During the 2021-2022 school year, legislation has been enacted across the country that targets transgender people, and as educators, we at Facing History are particularly concerned about the impact this legislation has on the lives of transgender students. We believe deeply in affirming the identity of all students and creating classrooms that are inclusive, welcoming, and foster belonging. While we are quickly approaching the end of the school year, it is never too late in the year to build community, offer students opportunities to express themselves, and ask students to share feedback with you on their experience in your classroom. The following resources can help you continue to build an affirming, welcoming class community for your students, especially trans and non-binary students, as the school year ends and to plan ahead for the next school year.

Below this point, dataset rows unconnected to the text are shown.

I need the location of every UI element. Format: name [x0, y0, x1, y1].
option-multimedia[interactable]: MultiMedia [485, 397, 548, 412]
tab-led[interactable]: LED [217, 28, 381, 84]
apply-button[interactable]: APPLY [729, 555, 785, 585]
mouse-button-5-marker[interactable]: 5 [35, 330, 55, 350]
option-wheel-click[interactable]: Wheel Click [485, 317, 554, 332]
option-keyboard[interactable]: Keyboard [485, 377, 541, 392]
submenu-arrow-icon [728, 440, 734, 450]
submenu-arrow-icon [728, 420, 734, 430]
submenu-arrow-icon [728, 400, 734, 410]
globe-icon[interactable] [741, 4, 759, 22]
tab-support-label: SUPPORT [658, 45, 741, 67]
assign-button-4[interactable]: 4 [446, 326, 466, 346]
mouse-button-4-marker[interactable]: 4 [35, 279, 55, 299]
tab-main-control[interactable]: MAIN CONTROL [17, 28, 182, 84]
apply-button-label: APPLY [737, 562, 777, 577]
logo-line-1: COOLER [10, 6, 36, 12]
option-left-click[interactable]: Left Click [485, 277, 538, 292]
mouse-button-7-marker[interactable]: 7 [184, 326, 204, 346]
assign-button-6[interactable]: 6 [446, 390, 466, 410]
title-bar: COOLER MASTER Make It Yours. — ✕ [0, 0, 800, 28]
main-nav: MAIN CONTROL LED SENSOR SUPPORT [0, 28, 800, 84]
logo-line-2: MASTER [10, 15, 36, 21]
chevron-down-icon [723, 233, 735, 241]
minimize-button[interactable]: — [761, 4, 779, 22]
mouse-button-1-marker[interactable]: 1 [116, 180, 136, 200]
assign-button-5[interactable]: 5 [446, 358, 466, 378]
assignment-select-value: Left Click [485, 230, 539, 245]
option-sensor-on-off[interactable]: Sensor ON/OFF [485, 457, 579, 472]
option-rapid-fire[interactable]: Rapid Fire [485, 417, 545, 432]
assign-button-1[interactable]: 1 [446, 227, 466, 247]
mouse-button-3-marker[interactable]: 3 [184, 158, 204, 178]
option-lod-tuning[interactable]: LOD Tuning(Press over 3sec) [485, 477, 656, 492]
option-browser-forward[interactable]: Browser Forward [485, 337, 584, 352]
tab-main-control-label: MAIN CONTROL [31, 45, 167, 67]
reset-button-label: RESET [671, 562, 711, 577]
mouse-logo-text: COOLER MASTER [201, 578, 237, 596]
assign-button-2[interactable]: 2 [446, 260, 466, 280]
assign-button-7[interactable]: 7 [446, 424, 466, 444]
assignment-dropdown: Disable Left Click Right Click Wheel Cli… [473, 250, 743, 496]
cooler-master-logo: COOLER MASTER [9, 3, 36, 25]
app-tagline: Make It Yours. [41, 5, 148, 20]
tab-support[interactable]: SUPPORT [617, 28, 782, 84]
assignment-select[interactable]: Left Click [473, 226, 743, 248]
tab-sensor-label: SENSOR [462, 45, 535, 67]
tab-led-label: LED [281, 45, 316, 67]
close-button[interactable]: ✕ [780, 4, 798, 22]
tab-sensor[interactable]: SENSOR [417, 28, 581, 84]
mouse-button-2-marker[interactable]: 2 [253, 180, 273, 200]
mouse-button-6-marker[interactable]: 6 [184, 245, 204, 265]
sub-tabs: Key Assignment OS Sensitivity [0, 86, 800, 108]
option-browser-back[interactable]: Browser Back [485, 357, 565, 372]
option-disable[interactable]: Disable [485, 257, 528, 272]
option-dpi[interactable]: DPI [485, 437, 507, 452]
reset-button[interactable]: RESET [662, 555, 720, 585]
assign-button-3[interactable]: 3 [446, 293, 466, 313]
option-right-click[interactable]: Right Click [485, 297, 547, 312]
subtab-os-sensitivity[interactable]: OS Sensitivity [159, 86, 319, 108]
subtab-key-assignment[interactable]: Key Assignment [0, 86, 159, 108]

Supporting Trans Students in Your Classroom
Toolkit for "Being There for Nonbinary Youth" (From Learning for Justice)
This toolkit invites you to read Being There for Nonbinary Youth and then to reflect on practices that you can implement, beginning this year, to support transgender and gender-nonconforming youth in your own school and classroom.
Schools In Transition: A Guide for Supporting Transgender Students in K-12 Schools (From the Human Rights Campaign)
This guide can help you learn about the concept of gender, and it includes school policies and practices that both teachers and administrators can implement to support transgender students. In addition, it offers guidance on how you can navigate conversations with parents and different legal landscapes.
Trans Action Kit (From GLSEN)
This collection compiles a variety of resources that can help both teachers and students, including lesson plans, teacher guides, personal narratives, and student resources.
- How did your own education help to affirm your identity and life experiences? How did it provide you with opportunities to engage with life experiences different from your own? Where did it fall short in these two respects?
- What opportunities do you have to include the voices or experiences of trans people in your curriculum?
Facing History and Ourselves invites educators to take a deeper dive into this issue by reading our blog Anti-Trans Legislation: How We Got Here and Why it Matters.
Building Community in Your Classroom
How Can You Close the School Year? (From Facing History and Ourselves)
This Teaching Idea contains six activities that can help students share their reflections on the past school year, celebrate their school community, and look ahead to what comes next. Each activity can be used on its own, so you can choose any combination that will work well for your class.
Student Journaling During Coronavirus (From Facing History and Ourselves)
Journaling can provide students with a safe, accessible space to share their thoughts, feelings, and uncertainties. This resource is designed to help both teachers who are setting up student journals for the first time as well as those who have already established practices around journaling in their classrooms. It contains journal prompts you can use with your students, which guide them to reflect on their own identities, experiences, and communities.
Fostering Civil Discourse: How Do We Talk About Issues That Matter? (From Facing History and Ourselves)
We may be able to share our views easily with those who agree with us, but how do we express our opinion while leaving room for someone else’s viewpoint? How can we seek out or listen to those who hold different beliefs from our own? The ideas and tools in this guide are designed to help you prepare your students to engage in conversations that are emotionally engaging, intellectually challenging, and relevant to their own lives.
Back-to-School Toolkit (From Facing History and Ourselves)
As you look ahead to next school year, you can use this one-week unit to help plan your teaching in the opening days of the school year and to develop students' social-emotional skills in order to engage in an open and supportive classroom community. These first class periods are important to establish classroom norms and an inclusive environment where students honor and value differing perspectives, question assumptions, and actively listen to others. While the final activity is specific to US-history courses, the first four lessons can be used in any classroom.
- This school year, when have you observed students to be most motivated in your classroom?
- How might your students’ identities and life experiences have shaped their encounter with the materials you taught this year?
- What can you plan to do at the start of next school year to build community in your classroom?